Turn-Taking
Control how the SDK manages microphone capture during agent speech — strategies for echo prevention and barge-in.
What is turn-taking?
When a voice agent speaks through the speakers, the microphone can pick up that audio and feed it back to the STT provider. The STT provider then transcribes the agent’s own speech, which triggers a new LLM request, which triggers more TTS playback — creating an infinite feedback loop.

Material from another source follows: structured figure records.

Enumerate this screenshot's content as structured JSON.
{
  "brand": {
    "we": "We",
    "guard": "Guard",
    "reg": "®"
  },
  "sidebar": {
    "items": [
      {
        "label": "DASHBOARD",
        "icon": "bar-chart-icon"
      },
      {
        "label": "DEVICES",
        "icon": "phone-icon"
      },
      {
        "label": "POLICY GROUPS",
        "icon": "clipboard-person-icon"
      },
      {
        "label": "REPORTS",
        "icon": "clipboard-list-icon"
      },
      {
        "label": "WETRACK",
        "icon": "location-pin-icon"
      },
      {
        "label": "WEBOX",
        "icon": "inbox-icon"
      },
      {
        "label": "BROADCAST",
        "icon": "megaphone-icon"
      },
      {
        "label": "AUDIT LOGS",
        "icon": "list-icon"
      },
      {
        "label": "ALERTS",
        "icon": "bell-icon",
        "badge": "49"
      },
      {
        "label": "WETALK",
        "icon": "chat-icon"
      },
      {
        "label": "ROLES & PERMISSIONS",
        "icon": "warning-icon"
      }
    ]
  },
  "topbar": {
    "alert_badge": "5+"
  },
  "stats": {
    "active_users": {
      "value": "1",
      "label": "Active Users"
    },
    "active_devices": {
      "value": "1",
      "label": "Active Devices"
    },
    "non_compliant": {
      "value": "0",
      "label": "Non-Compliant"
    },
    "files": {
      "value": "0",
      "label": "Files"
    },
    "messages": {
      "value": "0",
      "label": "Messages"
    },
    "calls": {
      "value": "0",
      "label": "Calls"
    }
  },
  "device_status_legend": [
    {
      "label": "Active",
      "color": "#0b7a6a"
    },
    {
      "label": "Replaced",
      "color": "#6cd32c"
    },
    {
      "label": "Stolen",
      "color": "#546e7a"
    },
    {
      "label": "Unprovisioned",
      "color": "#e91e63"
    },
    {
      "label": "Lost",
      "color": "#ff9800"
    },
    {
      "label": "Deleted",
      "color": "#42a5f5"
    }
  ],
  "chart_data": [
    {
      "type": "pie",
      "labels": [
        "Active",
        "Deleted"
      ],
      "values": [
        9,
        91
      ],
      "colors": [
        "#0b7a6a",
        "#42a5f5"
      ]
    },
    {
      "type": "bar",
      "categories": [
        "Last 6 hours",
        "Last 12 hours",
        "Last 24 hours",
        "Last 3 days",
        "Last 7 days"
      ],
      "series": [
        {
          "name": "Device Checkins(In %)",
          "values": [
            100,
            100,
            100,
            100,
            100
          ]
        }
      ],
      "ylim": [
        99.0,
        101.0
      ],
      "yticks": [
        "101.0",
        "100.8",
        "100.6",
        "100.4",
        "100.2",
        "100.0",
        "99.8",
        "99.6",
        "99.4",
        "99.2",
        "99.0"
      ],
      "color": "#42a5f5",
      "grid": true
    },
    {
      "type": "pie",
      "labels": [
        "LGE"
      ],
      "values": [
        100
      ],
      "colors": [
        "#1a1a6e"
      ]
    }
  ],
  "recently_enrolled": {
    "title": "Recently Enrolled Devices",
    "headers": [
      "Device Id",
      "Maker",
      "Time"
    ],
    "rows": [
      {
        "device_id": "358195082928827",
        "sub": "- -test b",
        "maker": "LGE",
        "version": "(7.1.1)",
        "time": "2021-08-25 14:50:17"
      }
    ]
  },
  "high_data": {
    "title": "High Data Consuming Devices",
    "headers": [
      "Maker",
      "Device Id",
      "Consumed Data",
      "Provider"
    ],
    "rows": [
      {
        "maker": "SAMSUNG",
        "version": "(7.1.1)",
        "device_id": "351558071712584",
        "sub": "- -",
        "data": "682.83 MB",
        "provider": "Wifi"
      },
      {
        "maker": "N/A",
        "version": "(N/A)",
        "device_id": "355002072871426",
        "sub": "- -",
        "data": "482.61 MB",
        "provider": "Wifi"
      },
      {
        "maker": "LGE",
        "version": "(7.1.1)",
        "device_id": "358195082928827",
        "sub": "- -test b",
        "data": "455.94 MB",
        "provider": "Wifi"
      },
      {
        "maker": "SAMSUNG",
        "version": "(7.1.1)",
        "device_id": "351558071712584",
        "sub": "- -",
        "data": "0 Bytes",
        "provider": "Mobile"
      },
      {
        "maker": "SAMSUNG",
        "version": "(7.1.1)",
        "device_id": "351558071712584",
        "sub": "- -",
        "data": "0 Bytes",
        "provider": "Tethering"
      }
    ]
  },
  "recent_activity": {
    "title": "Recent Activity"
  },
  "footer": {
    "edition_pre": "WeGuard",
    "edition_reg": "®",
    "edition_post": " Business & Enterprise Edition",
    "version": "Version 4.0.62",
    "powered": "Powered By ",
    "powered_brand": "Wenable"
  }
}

Turn-taking is the system that prevents this. It controls whether the SDK pauses microphone capture while the agent is speaking, based on the provider combination, browser capabilities, and your configuration.
The pauseCaptureOnPlayback setting
The top-level control is pauseCaptureOnPlayback, which accepts three values:
| Value | Behavior |
|---|---|
'auto' | The SDK decides whether to pause based on the configured strategy and provider combination. |
true | Always pause microphone capture during TTS playback. Prevents all echo. |
false | Never pause microphone capture. Full-duplex mode — requires reliable hardware echo cancellation. |
The default is 'auto'.
import { CompositeVoice, NativeSTT, AnthropicLLM, NativeTTS } from '@lukeocodes/composite-voice';
const agent = new CompositeVoice({
stt: new NativeSTT(),
llm: new AnthropicLLM({ apiKey: 'sk-ant-...', model: 'claude-haiku-4-5-20251001' }),
tts: new NativeTTS(),
turnTaking: {
pauseCaptureOnPlayback: 'auto',
},
});
Auto strategies
When pauseCaptureOnPlayback is 'auto', the SDK uses the autoStrategy setting to decide. There are three strategies:
Conservative (default)
Pauses microphone capture unless the STT provider uses navigator.mediaDevices.getUserMedia(), which supports browser-level echo cancellation.
In practice, this means:
- NativeSTT (Web Speech API) — always pauses, because the SpeechRecognition API has no echo cancellation support
- DeepgramSTT and AssemblyAISTT (MediaDevices) — does not pause, because getUserMedia can enable
echoCancellation: true
const agent = new CompositeVoice({
stt, llm, tts,
turnTaking: {
pauseCaptureOnPlayback: 'auto',
autoStrategy: 'conservative',
},
});
This is the safest auto strategy and is the default.
Aggressive
Only pauses for provider combinations explicitly listed in alwaysPauseCombinations. All other combinations run in full-duplex mode.
const agent = new CompositeVoice({
stt, llm, tts,
turnTaking: {
pauseCaptureOnPlayback: 'auto',
autoStrategy: 'aggressive',
},
});
With the default alwaysPauseCombinations, this still pauses for any STT combination that includes NativeSTT, because NativeSTT is listed with a wildcard TTS match (see below). For WebSocket-based STT providers like DeepgramSTT, aggressive mode allows full-duplex.
Detect
Attempts to detect echo cancellation support at runtime by checking the browser’s navigator.mediaDevices.getSupportedConstraints() API. If the browser reports support for echoCancellation, noiseSuppression, and autoGainControl, the SDK allows full-duplex. Otherwise, it pauses.
const agent = new CompositeVoice({
stt, llm, tts,
turnTaking: {
pauseCaptureOnPlayback: 'auto',
autoStrategy: 'detect',
},
});
The detect strategy checks two things:
- Whether the STT provider uses MediaDevices (SpeechRecognition API providers always get paused regardless of browser support)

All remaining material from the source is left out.